B) Representational faithfulness Feedback: Representational faithfulness exists when there is agreement between a measure or description and the phenomenon it purports to represent. Verifiability is an enhancing characteristic. Neutrality and materiality are components/aspects.
The documents that set forth fundamental concepts on which financial accounting and reporting standards will be based are: A) Statements of Financial Accounting Standards. B) Statements of Financial Accounting Concepts. C) Accounting Principles Board Opinions. D) All of the above.
B) Statements of Financial Accounting Concepts Feedback: Statements of Financial Accounting Standards and Accounting Principles Board Opinions are actual accounting standards.
Relevance requires that information possess predictive and/or: A) Neutrality. B) Completeness. C) Confirmatory value. D) Freedom from error.
C) Confirmatory value Feedback: The three components/aspects of relevance are predictive value, confirmatory value and materiality. Neutrality, completeness and freedom from error are the components/aspects of faithful representation.
Which of the following is considered a practical constraint on the qualitative characteristics? A) Verifiability. B) Conservatism. C) Cost effectiveness. D) Timeliness.
C) Cost effectiveness Feedback: The benefits of the information being provided must exceed the costs of doing so.
The process of providing financial information to external decision makers is referred to as: A) Public accounting. B) Government accounting. C) Financial accounting. D) Managerial accounting.
C) Financial accounting Feedback: Financial accounting provides information primarily to investors and creditors.

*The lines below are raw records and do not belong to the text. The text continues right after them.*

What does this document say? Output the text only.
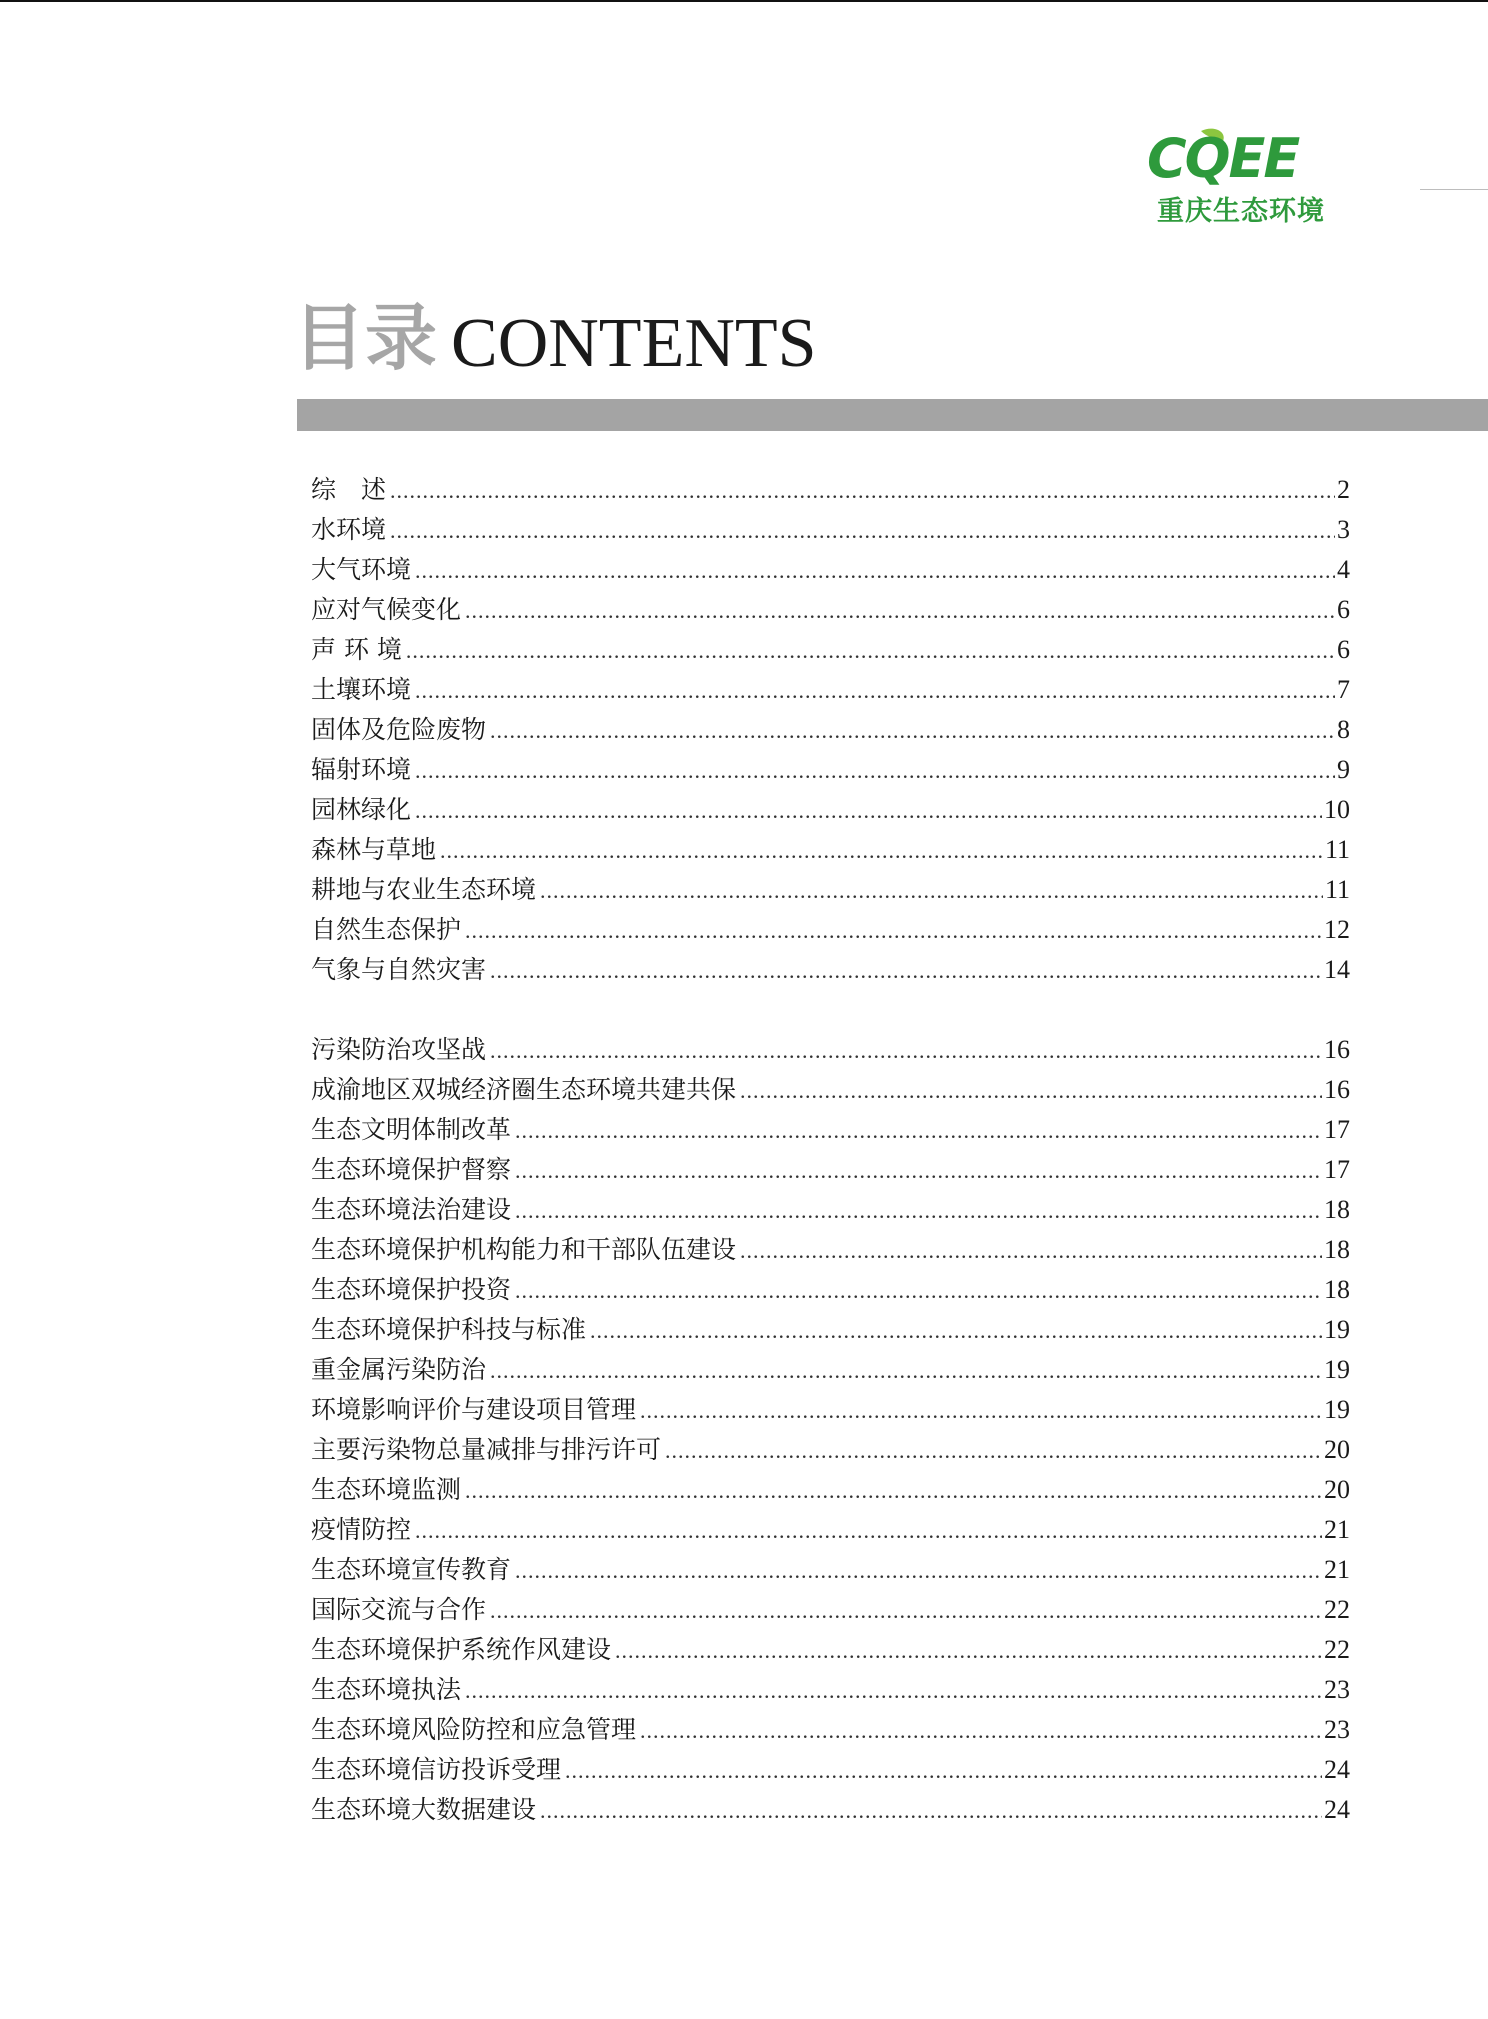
CQEE
重庆生态环境
目录 CONTENTS
综　述 .....	2
水环境 .....	3
大气环境 .....	4
应对气候变化 .....	6
声 环 境 .....	6
土壤环境 .....	7
固体及危险废物 .....	8
辐射环境 .....	9
园林绿化 .....	10
森林与草地 .....	11
耕地与农业生态环境 .....	11
自然生态保护 .....	12
气象与自然灾害 .....	14
污染防治攻坚战 .....	16
成渝地区双城经济圈生态环境共建共保 .....	16
生态文明体制改革 .....	17
生态环境保护督察 .....	17
生态环境法治建设 .....	18
生态环境保护机构能力和干部队伍建设 .....	18
生态环境保护投资 .....	18
生态环境保护科技与标准 .....	19
重金属污染防治 .....	19
环境影响评价与建设项目管理 .....	19
主要污染物总量减排与排污许可 .....	20
生态环境监测 .....	20
疫情防控 .....	21
生态环境宣传教育 .....	21
国际交流与合作 .....	22
生态环境保护系统作风建设 .....	22
生态环境执法 .....	23
生态环境风险防控和应急管理 .....	23
生态环境信访投诉受理 .....	24
生态环境大数据建设 .....	24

The primary objective of matching is to: A) Provide timely information to external decision-makers. B) Provide full disclosure. C) Recognize expenses in the same period as the related revenue. D) All of the above.
C) Recognize expenses in the same period as the related revenue Feedback: The matching principles states that expenses should be recognized in the period in which they produce revenues. More generally, expenses and revenues that arise from the same underlying transactions or economic events appear in the income statement in the same periods.
Which of the following characteristics does not describe an asset? A) Probable future economic benefits. B) Controlled by an entity. C) Requires the receipt of cash. D) Result of a past transaction.
C) Requires the receipt of cash Feedback: Assets are probable future economic benefits obtained or controlled by a particular entity as a result of past transactions or events.
GAAP includes which of the following pronouncements: A) Statements of Financial Accounting Standards. B) Accounting Research Bulletins. C) Accounting Principles Board Opinions. D) All of the above.
D) All of the above
Which of the following characteristics does not describe a liability? A) Result of a past transaction. B) Probable future sacrifices. C) Present obligation. D) Must be legally enforceable.
D) Must be legally enforceable Feedback: Liabilities are probable future sacrifices of economic benefits arising from present obligations of a particular entity to transfer assets or provide services to other entities in the future as a result of past transactions or events.
The two primary decision-specific qualities that make accounting information useful are: A) Verifiability and representational faithfulness. B) Predictive value and feedback value. C) Cost effectiveness and materiality. D) Relevance and faithful representation.
D) Relevance and faithful representation Feedback: Relevance and faithful representation are the two fundamental characteristics of financial information.
The primary objective of financial reporting is to provide information: A) About a firm's financing and investing activities. B) About a firm's management team. C) About a firm's product lines. D) That is useful in decision making.
D) That is useful in decision making Feedback: The objectives of financial reporting are to provide information: (1) useful for decision making; (2) that helps predict cash flows; and (3) about economic resources, claims to resources, and changes in resources and claims.